To read in text from unstructured documents saved in formats such as Microsoft Word, Microsoft Excel, and Microsoft PowerPoint, as well as Adobe PDF, XML, HTML, and others, the File List node can be used to generate a list of documents or folders as input to the text mining process. This is necessary because unstructured text documents cannot be represented by fields and records—rows and columns—in the same manner as other data used by IBM® SPSS® Modeler.

The File List node functions as a source node.

You can find this node on the IBM SPSS Modeler Text Analytics tab of nodes palette at the bottom of the IBM SPSS Modeler window. See the topic IBM SPSS Modeler Text Analytics nodes for more information.

Important: Any directory names and file names containing characters that are not included in the machine local encoding are not supported. When attempting to execute a stream containing a File List node, any file or directory names containing these characters will cause the stream execution to fail. This can happen with foreign language directory names or file names, such as a German filename on a French locale.

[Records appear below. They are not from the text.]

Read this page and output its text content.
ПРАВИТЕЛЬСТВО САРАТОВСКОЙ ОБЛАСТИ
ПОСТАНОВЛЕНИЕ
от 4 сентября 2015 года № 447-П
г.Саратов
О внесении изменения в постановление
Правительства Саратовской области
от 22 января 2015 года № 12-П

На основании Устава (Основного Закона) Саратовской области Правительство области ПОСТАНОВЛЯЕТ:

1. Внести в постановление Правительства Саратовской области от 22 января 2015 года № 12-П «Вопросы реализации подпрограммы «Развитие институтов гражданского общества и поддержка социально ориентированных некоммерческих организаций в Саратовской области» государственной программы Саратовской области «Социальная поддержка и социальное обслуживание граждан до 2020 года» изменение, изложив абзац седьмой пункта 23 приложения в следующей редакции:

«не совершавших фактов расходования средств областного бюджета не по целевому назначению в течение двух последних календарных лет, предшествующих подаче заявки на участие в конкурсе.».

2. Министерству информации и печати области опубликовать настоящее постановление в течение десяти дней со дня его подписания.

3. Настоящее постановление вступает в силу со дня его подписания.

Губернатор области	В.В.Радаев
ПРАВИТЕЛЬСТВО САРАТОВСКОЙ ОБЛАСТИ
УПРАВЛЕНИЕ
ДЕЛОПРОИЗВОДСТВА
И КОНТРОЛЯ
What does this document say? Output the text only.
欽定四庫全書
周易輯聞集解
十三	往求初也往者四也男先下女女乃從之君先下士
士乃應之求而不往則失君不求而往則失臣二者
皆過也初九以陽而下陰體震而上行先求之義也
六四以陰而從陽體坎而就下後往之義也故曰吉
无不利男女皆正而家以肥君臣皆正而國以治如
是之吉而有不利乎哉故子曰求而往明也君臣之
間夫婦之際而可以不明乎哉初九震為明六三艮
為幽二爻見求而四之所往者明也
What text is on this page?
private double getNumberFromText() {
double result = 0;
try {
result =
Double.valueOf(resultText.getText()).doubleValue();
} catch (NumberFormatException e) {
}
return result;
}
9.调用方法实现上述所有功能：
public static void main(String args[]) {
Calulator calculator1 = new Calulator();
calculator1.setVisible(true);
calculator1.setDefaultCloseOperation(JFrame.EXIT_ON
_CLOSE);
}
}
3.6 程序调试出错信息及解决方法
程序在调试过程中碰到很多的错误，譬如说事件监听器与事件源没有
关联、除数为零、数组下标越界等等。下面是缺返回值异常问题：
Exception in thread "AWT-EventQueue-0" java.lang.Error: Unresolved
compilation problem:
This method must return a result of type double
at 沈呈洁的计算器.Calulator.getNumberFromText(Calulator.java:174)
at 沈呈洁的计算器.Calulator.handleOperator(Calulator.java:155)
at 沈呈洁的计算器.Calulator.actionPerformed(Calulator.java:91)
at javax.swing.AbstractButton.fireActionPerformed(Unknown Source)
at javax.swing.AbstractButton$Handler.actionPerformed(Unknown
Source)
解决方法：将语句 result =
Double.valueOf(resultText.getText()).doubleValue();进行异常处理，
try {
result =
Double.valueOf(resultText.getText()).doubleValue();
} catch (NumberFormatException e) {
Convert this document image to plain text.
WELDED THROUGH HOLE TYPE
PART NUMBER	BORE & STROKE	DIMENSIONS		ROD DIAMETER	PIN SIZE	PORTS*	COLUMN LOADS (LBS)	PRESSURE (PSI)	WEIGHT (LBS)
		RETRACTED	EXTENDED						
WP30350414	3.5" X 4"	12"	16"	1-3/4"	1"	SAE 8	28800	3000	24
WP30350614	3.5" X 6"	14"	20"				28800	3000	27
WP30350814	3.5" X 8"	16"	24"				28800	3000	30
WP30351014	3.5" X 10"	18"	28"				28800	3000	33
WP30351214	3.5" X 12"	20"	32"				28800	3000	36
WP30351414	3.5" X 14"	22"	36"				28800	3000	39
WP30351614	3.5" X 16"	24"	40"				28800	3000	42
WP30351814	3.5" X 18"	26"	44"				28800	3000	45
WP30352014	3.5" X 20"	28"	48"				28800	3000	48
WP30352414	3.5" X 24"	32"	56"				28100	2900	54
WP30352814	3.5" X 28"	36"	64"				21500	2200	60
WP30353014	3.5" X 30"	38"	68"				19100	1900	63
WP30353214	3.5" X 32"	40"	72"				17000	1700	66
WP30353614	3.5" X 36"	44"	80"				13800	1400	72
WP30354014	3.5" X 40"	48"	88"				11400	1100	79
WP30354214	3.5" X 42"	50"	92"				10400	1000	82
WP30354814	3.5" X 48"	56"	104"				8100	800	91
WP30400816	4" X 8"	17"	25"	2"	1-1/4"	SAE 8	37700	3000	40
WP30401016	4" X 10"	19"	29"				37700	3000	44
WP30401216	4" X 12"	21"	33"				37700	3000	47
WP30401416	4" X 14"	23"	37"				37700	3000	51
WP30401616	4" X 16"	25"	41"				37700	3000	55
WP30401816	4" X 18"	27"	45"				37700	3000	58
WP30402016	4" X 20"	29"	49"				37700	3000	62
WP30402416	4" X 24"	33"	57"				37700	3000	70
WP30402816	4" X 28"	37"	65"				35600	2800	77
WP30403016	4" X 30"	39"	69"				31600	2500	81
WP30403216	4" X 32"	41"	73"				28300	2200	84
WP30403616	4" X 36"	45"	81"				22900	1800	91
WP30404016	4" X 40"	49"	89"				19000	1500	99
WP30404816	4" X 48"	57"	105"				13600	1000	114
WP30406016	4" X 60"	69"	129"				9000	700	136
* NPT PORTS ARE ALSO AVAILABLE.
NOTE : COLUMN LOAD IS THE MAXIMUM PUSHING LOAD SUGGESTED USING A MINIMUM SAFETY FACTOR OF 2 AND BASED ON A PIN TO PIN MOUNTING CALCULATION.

Local data support. If you are connected to a remote IBM SPSS Modeler Text Analytics Server and have a stream with a File List node, the data should reside on the same machine as the IBM SPSS Modeler Text Analytics Server – or ensure that the server machine has access to the folder where the source data in the File List node is stored.

Note: You cannot use the File List node for scoring within an IBM SPSS Collaboration and Deployment Services - Scoring configuration.